Ich sehe das genauso. Es ist schade, dass das Verhältnis der Eltern so eskaliert ist, dass jeder dem Anderen scheinbar die Pest an den Hals wünscht.
Ich würde deiner Freundin raten, sich mal in die Lage des Vaters zu versetzen. Was wäre, wenn sie ihr Kind aus beruflichen Gründen sowieso nur selten sehen kann und jetzt soll sie zustimmen, dass sie es bald so gut wie gar nicht mehr sieht? Und was das "gut gehen" für das Kind betrifft - nicht jeder ist der Meinung, dass Westeuropa die bessere Wahl ist.

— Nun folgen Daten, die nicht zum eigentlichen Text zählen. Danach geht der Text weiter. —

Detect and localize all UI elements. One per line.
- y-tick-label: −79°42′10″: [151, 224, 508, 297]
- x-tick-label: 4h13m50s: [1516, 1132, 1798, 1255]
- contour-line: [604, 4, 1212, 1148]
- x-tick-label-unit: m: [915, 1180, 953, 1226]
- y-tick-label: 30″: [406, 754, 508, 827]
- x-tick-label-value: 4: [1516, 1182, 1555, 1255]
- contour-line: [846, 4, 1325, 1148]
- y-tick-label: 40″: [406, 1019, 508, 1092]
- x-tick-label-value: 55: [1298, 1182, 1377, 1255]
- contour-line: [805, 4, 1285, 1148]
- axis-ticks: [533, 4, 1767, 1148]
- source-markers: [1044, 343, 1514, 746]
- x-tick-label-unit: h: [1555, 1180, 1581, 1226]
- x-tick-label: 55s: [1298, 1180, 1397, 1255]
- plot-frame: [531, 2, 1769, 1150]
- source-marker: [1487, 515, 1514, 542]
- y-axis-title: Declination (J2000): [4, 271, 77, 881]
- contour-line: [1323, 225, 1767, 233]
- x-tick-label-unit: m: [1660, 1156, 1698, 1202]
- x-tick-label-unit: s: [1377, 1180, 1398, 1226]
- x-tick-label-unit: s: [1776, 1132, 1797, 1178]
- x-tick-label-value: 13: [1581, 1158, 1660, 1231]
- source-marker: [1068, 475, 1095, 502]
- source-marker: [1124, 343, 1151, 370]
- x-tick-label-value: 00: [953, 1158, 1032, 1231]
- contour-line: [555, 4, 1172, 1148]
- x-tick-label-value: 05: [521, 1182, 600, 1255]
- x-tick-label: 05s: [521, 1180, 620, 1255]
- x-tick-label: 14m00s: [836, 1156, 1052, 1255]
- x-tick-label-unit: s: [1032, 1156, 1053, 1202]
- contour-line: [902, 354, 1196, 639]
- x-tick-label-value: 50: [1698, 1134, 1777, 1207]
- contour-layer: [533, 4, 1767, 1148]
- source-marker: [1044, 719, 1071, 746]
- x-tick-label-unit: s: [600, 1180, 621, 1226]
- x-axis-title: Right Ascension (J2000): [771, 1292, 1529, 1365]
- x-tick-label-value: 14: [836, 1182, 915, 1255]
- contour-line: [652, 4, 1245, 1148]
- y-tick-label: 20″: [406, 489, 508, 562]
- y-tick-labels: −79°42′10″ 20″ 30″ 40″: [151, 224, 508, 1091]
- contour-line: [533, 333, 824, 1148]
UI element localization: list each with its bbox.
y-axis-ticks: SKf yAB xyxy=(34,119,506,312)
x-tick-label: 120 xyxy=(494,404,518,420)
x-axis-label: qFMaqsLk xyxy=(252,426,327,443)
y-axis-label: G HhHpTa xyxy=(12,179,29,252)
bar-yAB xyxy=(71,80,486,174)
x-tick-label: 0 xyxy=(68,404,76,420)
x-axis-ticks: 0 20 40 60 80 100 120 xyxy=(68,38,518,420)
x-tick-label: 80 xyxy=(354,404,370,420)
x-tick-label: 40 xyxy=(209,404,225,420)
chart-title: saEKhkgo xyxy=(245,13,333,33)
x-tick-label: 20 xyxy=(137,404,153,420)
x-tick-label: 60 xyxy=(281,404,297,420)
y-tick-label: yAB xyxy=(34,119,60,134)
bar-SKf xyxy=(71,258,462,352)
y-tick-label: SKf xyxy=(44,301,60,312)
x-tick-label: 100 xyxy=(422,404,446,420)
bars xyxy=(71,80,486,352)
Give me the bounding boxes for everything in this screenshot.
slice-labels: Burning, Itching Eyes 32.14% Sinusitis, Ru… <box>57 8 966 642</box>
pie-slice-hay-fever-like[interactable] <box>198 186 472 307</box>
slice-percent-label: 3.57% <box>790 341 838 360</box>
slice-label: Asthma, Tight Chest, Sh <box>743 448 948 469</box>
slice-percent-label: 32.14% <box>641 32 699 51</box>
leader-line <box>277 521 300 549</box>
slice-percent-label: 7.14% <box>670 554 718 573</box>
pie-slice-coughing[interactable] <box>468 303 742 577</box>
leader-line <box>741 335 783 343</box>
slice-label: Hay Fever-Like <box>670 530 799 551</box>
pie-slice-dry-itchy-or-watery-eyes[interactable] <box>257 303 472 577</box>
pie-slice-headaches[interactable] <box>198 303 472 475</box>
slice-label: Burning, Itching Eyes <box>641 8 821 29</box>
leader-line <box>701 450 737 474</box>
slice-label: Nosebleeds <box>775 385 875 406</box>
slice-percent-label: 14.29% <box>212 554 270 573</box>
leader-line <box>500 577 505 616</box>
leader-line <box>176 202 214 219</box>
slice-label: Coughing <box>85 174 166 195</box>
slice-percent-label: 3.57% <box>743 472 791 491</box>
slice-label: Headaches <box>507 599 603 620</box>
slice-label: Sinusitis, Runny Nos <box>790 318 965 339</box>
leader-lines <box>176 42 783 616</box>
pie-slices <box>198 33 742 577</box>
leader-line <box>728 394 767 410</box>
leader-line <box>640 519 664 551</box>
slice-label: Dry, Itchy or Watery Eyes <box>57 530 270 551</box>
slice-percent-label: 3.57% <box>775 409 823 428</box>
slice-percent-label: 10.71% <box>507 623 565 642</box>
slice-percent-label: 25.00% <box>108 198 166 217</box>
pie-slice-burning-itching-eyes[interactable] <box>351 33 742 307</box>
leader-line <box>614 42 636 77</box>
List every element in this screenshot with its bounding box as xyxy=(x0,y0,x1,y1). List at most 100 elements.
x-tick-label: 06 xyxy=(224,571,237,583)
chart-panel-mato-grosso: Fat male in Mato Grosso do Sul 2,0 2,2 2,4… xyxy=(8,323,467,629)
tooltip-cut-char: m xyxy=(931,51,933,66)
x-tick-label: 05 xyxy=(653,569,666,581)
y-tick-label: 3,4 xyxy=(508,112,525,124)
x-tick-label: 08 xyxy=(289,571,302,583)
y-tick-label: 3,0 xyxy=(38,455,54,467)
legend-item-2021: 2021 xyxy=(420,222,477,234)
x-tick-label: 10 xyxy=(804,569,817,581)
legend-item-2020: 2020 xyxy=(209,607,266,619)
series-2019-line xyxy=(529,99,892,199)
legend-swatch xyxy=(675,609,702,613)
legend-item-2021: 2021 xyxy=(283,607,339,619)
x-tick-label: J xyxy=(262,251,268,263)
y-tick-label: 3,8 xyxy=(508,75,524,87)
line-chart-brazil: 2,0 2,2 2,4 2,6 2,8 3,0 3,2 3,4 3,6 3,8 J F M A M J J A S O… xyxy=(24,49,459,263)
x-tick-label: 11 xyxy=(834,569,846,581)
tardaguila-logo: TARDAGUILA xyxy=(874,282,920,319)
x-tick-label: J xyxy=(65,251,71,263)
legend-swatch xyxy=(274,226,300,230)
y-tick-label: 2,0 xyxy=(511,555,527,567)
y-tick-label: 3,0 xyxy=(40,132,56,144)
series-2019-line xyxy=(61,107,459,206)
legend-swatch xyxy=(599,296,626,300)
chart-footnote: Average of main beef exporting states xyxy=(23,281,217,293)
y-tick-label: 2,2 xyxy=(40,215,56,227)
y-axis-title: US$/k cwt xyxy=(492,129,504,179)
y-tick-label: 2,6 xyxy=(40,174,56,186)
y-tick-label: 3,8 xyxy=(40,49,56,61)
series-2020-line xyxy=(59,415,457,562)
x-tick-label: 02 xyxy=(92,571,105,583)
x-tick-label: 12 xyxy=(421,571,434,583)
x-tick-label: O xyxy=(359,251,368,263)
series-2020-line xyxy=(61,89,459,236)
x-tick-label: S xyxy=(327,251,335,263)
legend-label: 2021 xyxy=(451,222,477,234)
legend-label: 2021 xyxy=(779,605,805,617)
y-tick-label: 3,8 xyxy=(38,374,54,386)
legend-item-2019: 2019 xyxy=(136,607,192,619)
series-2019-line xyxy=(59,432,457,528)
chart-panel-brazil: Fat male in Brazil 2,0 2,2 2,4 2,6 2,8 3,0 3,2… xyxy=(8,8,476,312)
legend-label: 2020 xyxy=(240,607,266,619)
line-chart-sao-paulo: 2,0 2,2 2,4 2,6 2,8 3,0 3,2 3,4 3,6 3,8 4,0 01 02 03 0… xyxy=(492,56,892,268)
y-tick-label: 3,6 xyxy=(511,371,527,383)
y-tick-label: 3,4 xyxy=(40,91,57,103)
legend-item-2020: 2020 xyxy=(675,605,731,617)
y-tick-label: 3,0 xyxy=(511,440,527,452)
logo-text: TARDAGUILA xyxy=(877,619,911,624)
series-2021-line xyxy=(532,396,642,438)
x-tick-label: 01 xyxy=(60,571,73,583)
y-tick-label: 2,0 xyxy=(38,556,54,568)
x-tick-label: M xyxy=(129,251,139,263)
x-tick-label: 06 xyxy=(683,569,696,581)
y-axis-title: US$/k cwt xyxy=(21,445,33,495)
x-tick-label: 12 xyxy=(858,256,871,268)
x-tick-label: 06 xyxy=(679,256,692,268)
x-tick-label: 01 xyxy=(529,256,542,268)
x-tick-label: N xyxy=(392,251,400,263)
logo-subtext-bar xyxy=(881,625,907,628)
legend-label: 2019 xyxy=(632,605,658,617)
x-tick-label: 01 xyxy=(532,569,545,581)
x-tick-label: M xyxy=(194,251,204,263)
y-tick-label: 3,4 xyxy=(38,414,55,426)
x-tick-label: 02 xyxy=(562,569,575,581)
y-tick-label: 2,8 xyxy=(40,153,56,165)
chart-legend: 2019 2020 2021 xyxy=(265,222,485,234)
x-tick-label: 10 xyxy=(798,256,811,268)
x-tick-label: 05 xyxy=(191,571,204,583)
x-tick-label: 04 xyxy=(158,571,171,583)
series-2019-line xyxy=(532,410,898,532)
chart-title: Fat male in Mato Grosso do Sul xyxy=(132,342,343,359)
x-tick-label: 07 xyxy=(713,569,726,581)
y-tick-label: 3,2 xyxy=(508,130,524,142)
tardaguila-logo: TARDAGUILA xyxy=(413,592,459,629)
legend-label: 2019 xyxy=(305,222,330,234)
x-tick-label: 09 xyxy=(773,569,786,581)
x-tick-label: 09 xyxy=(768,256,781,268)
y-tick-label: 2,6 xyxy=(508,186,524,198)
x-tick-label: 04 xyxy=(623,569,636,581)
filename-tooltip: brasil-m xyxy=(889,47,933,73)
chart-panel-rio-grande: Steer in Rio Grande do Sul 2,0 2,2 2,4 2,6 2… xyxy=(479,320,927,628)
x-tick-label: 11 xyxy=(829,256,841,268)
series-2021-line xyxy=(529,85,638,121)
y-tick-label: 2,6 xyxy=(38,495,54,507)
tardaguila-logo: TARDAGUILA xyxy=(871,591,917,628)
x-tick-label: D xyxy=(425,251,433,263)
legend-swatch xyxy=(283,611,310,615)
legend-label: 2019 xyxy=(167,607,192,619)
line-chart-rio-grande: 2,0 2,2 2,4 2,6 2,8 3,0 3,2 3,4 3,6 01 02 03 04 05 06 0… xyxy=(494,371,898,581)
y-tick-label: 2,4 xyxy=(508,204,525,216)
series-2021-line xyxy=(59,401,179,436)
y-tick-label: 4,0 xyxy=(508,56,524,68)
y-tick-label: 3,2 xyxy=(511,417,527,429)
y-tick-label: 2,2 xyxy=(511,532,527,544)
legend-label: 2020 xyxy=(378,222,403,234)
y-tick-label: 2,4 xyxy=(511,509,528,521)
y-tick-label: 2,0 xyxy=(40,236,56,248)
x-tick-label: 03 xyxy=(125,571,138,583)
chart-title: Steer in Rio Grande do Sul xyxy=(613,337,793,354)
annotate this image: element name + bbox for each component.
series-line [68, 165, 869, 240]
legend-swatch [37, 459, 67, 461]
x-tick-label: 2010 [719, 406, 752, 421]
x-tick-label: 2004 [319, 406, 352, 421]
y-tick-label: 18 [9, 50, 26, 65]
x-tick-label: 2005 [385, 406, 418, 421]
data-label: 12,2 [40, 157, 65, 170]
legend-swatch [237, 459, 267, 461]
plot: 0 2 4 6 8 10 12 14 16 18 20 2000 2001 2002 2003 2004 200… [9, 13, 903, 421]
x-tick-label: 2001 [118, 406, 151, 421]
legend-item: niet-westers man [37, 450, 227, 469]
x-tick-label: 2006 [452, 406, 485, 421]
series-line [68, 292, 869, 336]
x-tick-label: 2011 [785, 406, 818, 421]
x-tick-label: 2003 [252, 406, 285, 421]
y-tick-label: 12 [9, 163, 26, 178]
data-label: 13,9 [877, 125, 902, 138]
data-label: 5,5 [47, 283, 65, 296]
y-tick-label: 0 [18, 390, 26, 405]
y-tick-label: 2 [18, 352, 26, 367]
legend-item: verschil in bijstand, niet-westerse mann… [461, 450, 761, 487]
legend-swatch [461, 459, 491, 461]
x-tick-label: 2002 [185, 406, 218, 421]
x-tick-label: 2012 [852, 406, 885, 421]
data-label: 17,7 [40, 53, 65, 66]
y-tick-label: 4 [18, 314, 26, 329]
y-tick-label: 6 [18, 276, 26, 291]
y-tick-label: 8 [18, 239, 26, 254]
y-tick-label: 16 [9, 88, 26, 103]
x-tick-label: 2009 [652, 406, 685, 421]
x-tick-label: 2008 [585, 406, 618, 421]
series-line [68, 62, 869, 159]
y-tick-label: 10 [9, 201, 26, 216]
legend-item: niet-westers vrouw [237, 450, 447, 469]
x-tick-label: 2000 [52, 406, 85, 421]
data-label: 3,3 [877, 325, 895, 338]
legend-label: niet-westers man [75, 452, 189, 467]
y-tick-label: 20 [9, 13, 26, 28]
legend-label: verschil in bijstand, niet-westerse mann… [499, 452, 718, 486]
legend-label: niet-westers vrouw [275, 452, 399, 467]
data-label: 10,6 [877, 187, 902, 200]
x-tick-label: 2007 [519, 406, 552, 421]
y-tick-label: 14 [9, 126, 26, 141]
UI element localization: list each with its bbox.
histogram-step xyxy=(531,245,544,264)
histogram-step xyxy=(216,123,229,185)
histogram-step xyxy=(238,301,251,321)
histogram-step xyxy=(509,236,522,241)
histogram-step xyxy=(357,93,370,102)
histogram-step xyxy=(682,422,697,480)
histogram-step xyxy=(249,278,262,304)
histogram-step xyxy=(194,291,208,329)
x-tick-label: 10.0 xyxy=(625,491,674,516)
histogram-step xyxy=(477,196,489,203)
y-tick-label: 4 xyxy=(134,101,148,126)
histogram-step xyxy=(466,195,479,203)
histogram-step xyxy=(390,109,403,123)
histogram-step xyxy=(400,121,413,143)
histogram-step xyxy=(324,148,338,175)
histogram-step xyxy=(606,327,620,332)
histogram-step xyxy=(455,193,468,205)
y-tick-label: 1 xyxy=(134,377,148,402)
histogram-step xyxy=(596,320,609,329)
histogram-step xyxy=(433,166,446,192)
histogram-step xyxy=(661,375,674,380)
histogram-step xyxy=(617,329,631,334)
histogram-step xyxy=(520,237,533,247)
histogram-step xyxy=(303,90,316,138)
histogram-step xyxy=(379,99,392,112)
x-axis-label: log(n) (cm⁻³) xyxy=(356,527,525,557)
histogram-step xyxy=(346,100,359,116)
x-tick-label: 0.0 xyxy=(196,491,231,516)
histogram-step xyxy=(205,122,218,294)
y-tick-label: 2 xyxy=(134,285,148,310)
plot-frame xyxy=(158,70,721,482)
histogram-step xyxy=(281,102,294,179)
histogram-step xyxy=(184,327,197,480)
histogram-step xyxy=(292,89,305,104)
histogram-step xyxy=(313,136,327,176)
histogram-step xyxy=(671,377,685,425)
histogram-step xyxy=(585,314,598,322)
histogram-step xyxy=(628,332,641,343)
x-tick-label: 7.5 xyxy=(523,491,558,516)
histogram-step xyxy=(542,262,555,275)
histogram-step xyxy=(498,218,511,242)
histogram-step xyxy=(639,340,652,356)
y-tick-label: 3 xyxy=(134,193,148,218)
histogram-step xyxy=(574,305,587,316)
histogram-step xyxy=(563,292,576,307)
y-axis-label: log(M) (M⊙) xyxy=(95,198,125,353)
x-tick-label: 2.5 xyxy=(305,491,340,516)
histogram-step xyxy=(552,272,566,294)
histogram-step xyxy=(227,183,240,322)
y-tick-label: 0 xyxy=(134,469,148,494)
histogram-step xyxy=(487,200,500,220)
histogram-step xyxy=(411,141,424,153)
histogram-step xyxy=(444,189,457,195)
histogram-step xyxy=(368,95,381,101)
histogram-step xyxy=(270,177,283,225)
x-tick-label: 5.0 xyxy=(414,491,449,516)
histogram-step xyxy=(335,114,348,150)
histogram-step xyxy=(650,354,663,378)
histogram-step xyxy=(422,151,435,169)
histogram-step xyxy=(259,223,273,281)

Der Junge hat außerdem seinen Freundeskreis in Russland, seine Großeltern und er steht kurz vor der Pubertät. Das sind alles Dinge, die ich als Mutter in meine Überlegungen mit einbeziehen würde. Wahrscheinlich würde ich die 7 Jahre bis zu seiner Volljährigkeit warten, damit auch er selbst entscheiden kann, was er möchte.
PS: DirkHB, wie sieht es bei dir arbeitsmäßig aus, könntest du dir vorstellen zeitweise in Russland zu leben/arbeiten?